As long as monetary systems were tied to a gold or silver standard, there were self-imposed restraints on the system: the amount of gold or metal in a nation’s reserves limited the amount of money that could be minted. But without a commodity backing to its currency, a government can overprint paper money, and problems such as runaway inflation often arise.
The worst inflation in history occurred in Hungary in 1946, when a single gold pengo was valued at 130 trillion paper pengos! A simple purchase might require so many bills that a wheelbarrow was needed for a trip to the store, and notes were issued in denominations as high as 100 trillion pengos!
The inflation rate in Chile, between 1950 and 1973, was an outlandish 423,100 percent, meaning, in American currency, that what could once be bought for one dollar eventually cost $4,2321
Speaking of high denominations, the highest valued paper currency ever printed were U.S. gold certificates issued in 1934, worth $100,000. In case you’ve never seen one, the bill bore the head of President Woodrow Wilson.

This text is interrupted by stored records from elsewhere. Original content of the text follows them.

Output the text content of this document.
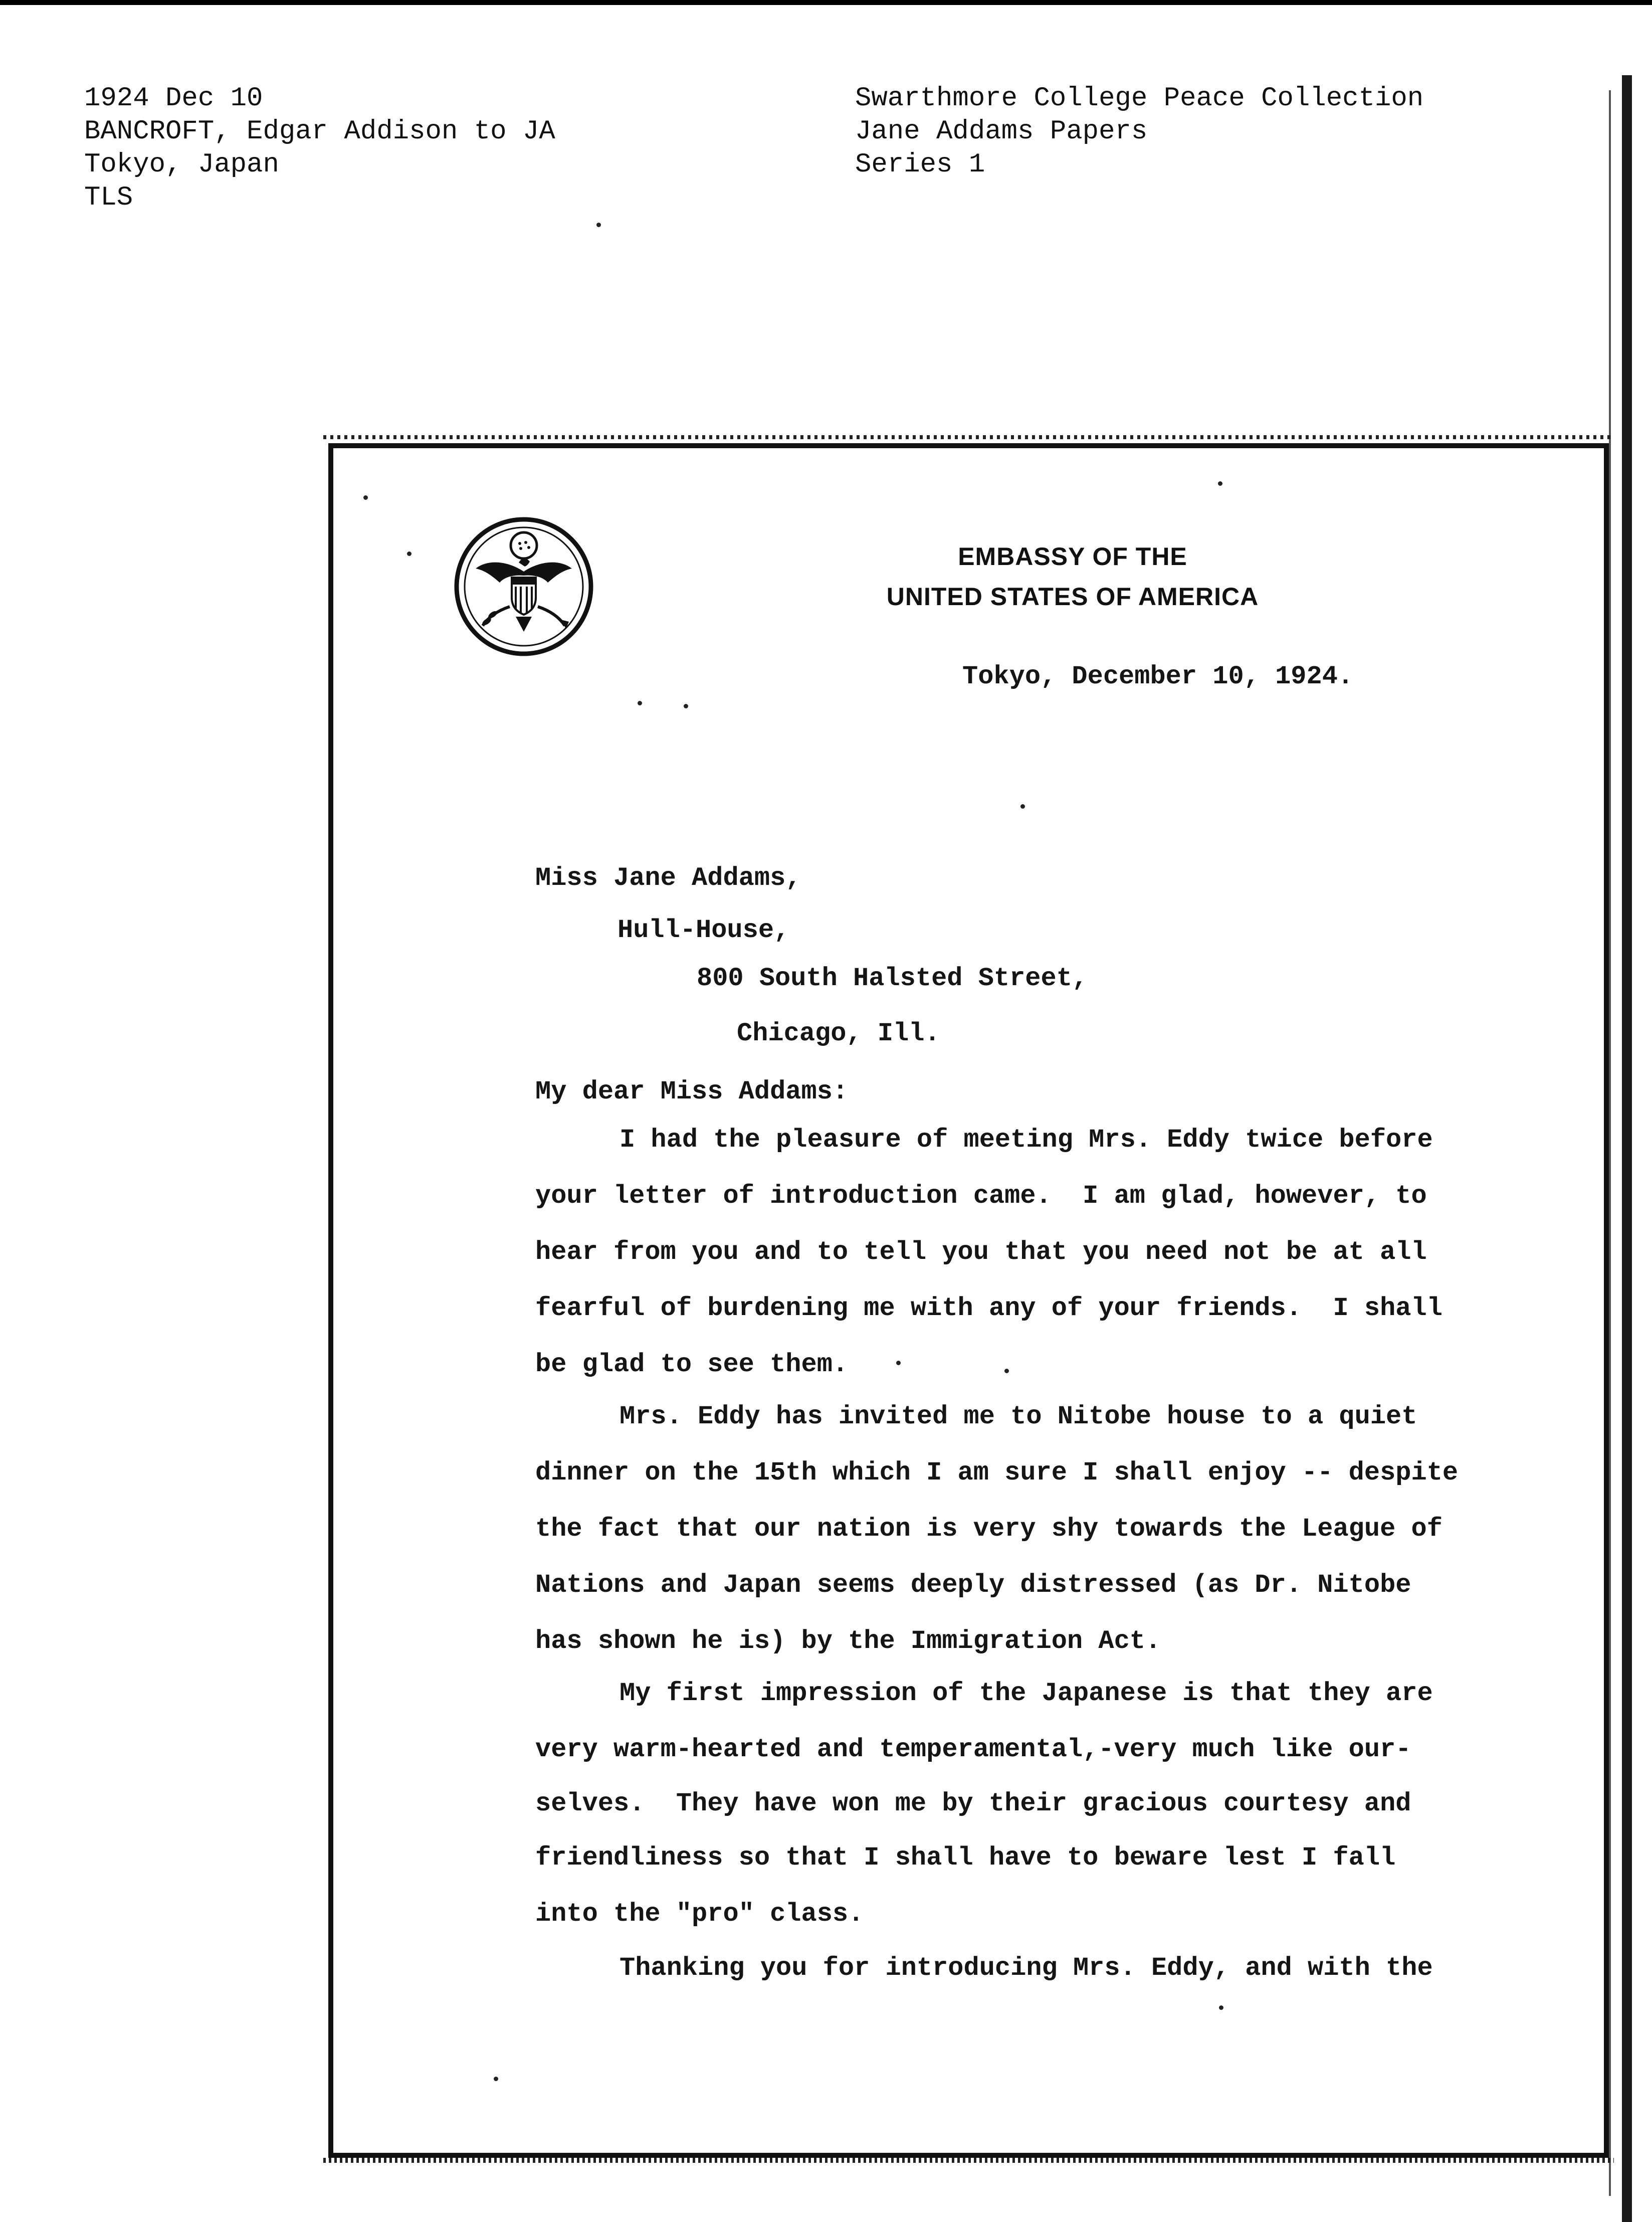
1924 Dec 10
BANCROFT, Edgar Addison to JA
Tokyo, Japan
TLS
Swarthmore College Peace Collection
Jane Addams Papers
Series 1
EMBASSY OF THE
UNITED STATES OF AMERICA
Tokyo, December 10, 1924.
Miss Jane Addams,
Hull-House,
800 South Halsted Street,
Chicago, Ill.
My dear Miss Addams:
I had the pleasure of meeting Mrs. Eddy twice before
your letter of introduction came.  I am glad, however, to
hear from you and to tell you that you need not be at all
fearful of burdening me with any of your friends.  I shall
be glad to see them.
Mrs. Eddy has invited me to Nitobe house to a quiet
dinner on the 15th which I am sure I shall enjoy -- despite
the fact that our nation is very shy towards the League of
Nations and Japan seems deeply distressed (as Dr. Nitobe
has shown he is) by the Immigration Act.
My first impression of the Japanese is that they are
very warm-hearted and temperamental,-very much like our-
selves.  They have won me by their gracious courtesy and
friendliness so that I shall have to beware lest I fall
into the "pro" class.
Thanking you for introducing Mrs. Eddy, and with the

The highest denomination notes still in circulation are U.S. Federal Reserve Bank notes worth $100,000, but none has been printed since 1944; and according to present plans, no further bills over $100 will ever be issued.
The least valuable bill in existence today is the one-cent Hong Kong note, worth just one-fifth of a U.S. penny.
In terms of sheer size-which matters not a whit in legal tender-the largest and smallest bills in history are, respectively, the one-kwan note of fourteenth-century China, which measured nine by thirteen inches, and the 1917 ten-bani note of Rumania, barely more than an inch-and-a-half square.
As for coins, the smallest in size was the Nepalese silver quarter-dam of 1740, you’d need some 14,000 to equal an ounce.
At the other end of the scale, the Swedish copper ten-daler coin of 1644 weighed up to 43.4 pounds. And natives of the Yap Islands in the South Pacific at one time used stone coins some twelve feet wide, weighing up to 185 pounds!
The lowest denomination coin in existence today is the five-aurar piece of Iceland, which when issued in 1971, had a face value of only .1311 of a U.S. penny, you’d need 762 aurars to equal a dollar.
And the highest denomination coin was the 1654 gold 200-mohur coin of India, worth the equivalent of $1,400.
At recent gold prices, this baby is worth a cool $2,660, the greatest intrinsic value of any coin ever struck. But the 200-mohur is not the most valuable coin in history, that honor goes to an Athenian silver drachma, sold to a coin collector in 1974 for $314,000!
How much money is there in the world today? It’s almost impossible to estimate, since the value of various currencies changes from day to day. But there’s an estimated $49.7 billion in gold bullion in the central banks of the world, with the largest single chunk in the Federal Reserve Bank in New York City: $17 billion.
The United States is the nation with the largest gold reserves, but we’re not the world’s largest gold-producing country. American mines produce some $47 million in gold each year (based on a selling price of thirty-eight dollars per ounce), an amount equal to the entire production of Asia or Latin America and three times the total European figure. Yet the United States ranks third in gold production, behind Canada, about $60 million per year. South Africa is far and away the leader with over a billion dollars worth of gold.
With all of this money floating around, you may wonder why more of it hasn’t found its way into your pocket. Don’t be ashamed if you feel an uncontrollable hankering for more of the green stuff. After all, money is not the root of all evil. The Bible actually says that “the love of money is the root of all evil.” And that’s quite a difference.